| > At one point we attempted to migrate to Heroku Shield to address some of these issues, but we found that it wasn’t a good fit for our application. This part seems very hand wavy, given that Heroku Shield would've solved many (all?) of their problems. > We were also running into limitations with Heroku on the compute side: some of our newer automation-based features involve running a large number of short-lived batch jobs, which doesn’t work well on Heroku (due to the relatively high cost of computing resources). How much memory did their batch jobs actually need? If they're using Rails, then I'm assuming they're just running a bunch of Sidekiq jobs that are querying PG. I'm surprised that they'd need that much in terms of compute resources. They should be able to get very, very far by making PG do a lot of the work, or by streaming data from PG and not holding a lot of data in memory. Even if they did need all this, the following two options seem WAY easier to manage: 1) Use dokku to run your super-intense Sidekiq batch jobs on beefy EC2 instances. You can still schedule them in your Rails app in Heroku, no big deal.
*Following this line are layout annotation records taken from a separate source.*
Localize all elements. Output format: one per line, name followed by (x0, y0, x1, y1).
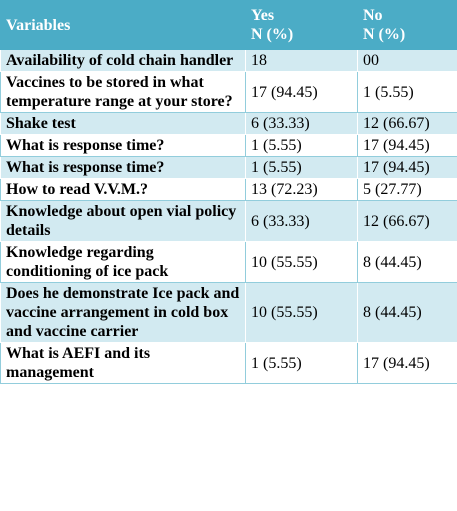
variable-cell: What is response time? (0, 134, 246, 157)
table-row: Vaccines to be stored in what temperatur… (0, 71, 457, 113)
variable-cell: Does he demonstrate Ice pack and vaccine… (0, 282, 246, 343)
value-cell: 12 (66.67) (357, 200, 457, 242)
table-row: What is response time? 1 (5.55) 17 (94.45) (0, 156, 457, 179)
variable-cell: What is AEFI and its management (0, 342, 246, 384)
table-row: Knowledge regarding conditioning of ice … (0, 241, 457, 283)
table-row: Availability of cold chain handler 18 00 (0, 49, 457, 72)
variable-cell: Availability of cold chain handler (0, 49, 246, 72)
variable-cell: How to read V.V.M.? (0, 178, 246, 201)
header-cell: No N (%) (357, 0, 457, 50)
header-row: Variables Yes N (%) No N (%) (0, 0, 457, 50)
header-text: N (%) (251, 26, 294, 43)
table-row: What is response time? 1 (5.55) 17 (94.45) (0, 134, 457, 157)
value-cell: 1 (5.55) (245, 156, 358, 179)
value-cell: 18 (245, 49, 358, 72)
variable-cell: Knowledge about open vial policy details (0, 200, 246, 242)
value-cell: 6 (33.33) (245, 200, 358, 242)
variable-cell: Knowledge regarding conditioning of ice … (0, 241, 246, 283)
data-table: Variables Yes N (%) No N (%) Availability of… (0, 0, 457, 384)
header-cell: Yes N (%) (245, 0, 358, 50)
table-row: Shake test 6 (33.33) 12 (66.67) (0, 112, 457, 135)
value-cell: 5 (27.77) (357, 178, 457, 201)
value-cell: 17 (94.45) (357, 342, 457, 384)
variable-cell: What is response time? (0, 156, 246, 179)
variable-cell: Vaccines to be stored in what temperatur… (0, 71, 246, 113)
value-cell: 12 (66.67) (357, 112, 457, 135)
table-row: Does he demonstrate Ice pack and vaccine… (0, 282, 457, 343)
table-row: Knowledge about open vial policy details… (0, 200, 457, 242)
header-text: Yes (251, 7, 275, 24)
header-text: Variables (6, 16, 71, 34)
value-cell: 17 (94.45) (245, 71, 358, 113)
header-text: No (363, 7, 383, 24)
header-cell: Variables (0, 0, 246, 50)
value-cell: 8 (44.45) (357, 282, 457, 343)
header-text: N (%) (363, 26, 406, 43)
value-cell: 13 (72.23) (245, 178, 358, 201)
value-cell: 17 (94.45) (357, 134, 457, 157)
table-row: What is AEFI and its management 1 (5.55) 1… (0, 342, 457, 384)
value-cell: 8 (44.45) (357, 241, 457, 283)
value-cell: 17 (94.45) (357, 156, 457, 179)
value-cell: 1 (5.55) (245, 342, 358, 384)
variable-cell: Shake test (0, 112, 246, 135)
value-cell: 10 (55.55) (245, 282, 358, 343)
value-cell: 00 (357, 49, 457, 72)
value-cell: 1 (5.55) (245, 134, 358, 157)
value-cell: 1 (5.55) (357, 71, 457, 113)
value-cell: 10 (55.55) (245, 241, 358, 283)
value-cell: 6 (33.33) (245, 112, 358, 135)
table-row: How to read V.V.M.? 13 (72.23) 5 (27.77) (0, 178, 457, 201)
Many engineering teams have to do this type of split-up anyway when it comes to Application Engineers and Data Engineers, this is just a simpler way to do it. 2) Similar to 1), use a different language runtime for the batch jobs. If you really need to run CPU intensive jobs, why are you using Ruby? If the jobs aren't so intense to mandate maintaining two languages (fwiw, not that hard), why will moving to k8s solve the issue? Personally, I'm not sold on their decision to move to Kubernetes, and I use Kubernetes for my job. |
Author here; I don’t want to go into too much detail, but we tried Shield early on and had a negative experience that made us wary about using the platform (it seems to use a different tech stack under the hood from “normal” Heroku and lacks a lot of the things that make Heroku great). Also it’s very expensive compared to VPC-based solutions on AWS and GCP.
W.R.T. the batch jobs, I think I didn’t explain super well—we are using a different language and runtime from our “normal” background processing jobs (which use worker queues in Rails), it’s just that Heroku isn’t very well suited for the use case (which is basically FaaS-like but with long-lived jobs).
The “split” workflow you described is basically what we were doing (but with AWS Batch instead of Dokku); it’s just that it’s more cost-efficient to consolidate everything into one cluster (especially with preemptible gke nodes) and also better to have a common set of tooling for the Ops team.
To be fair, we haven’t yet completed the move from Batch to k8s so it’s possible that part of the plan won’t pan out as expected.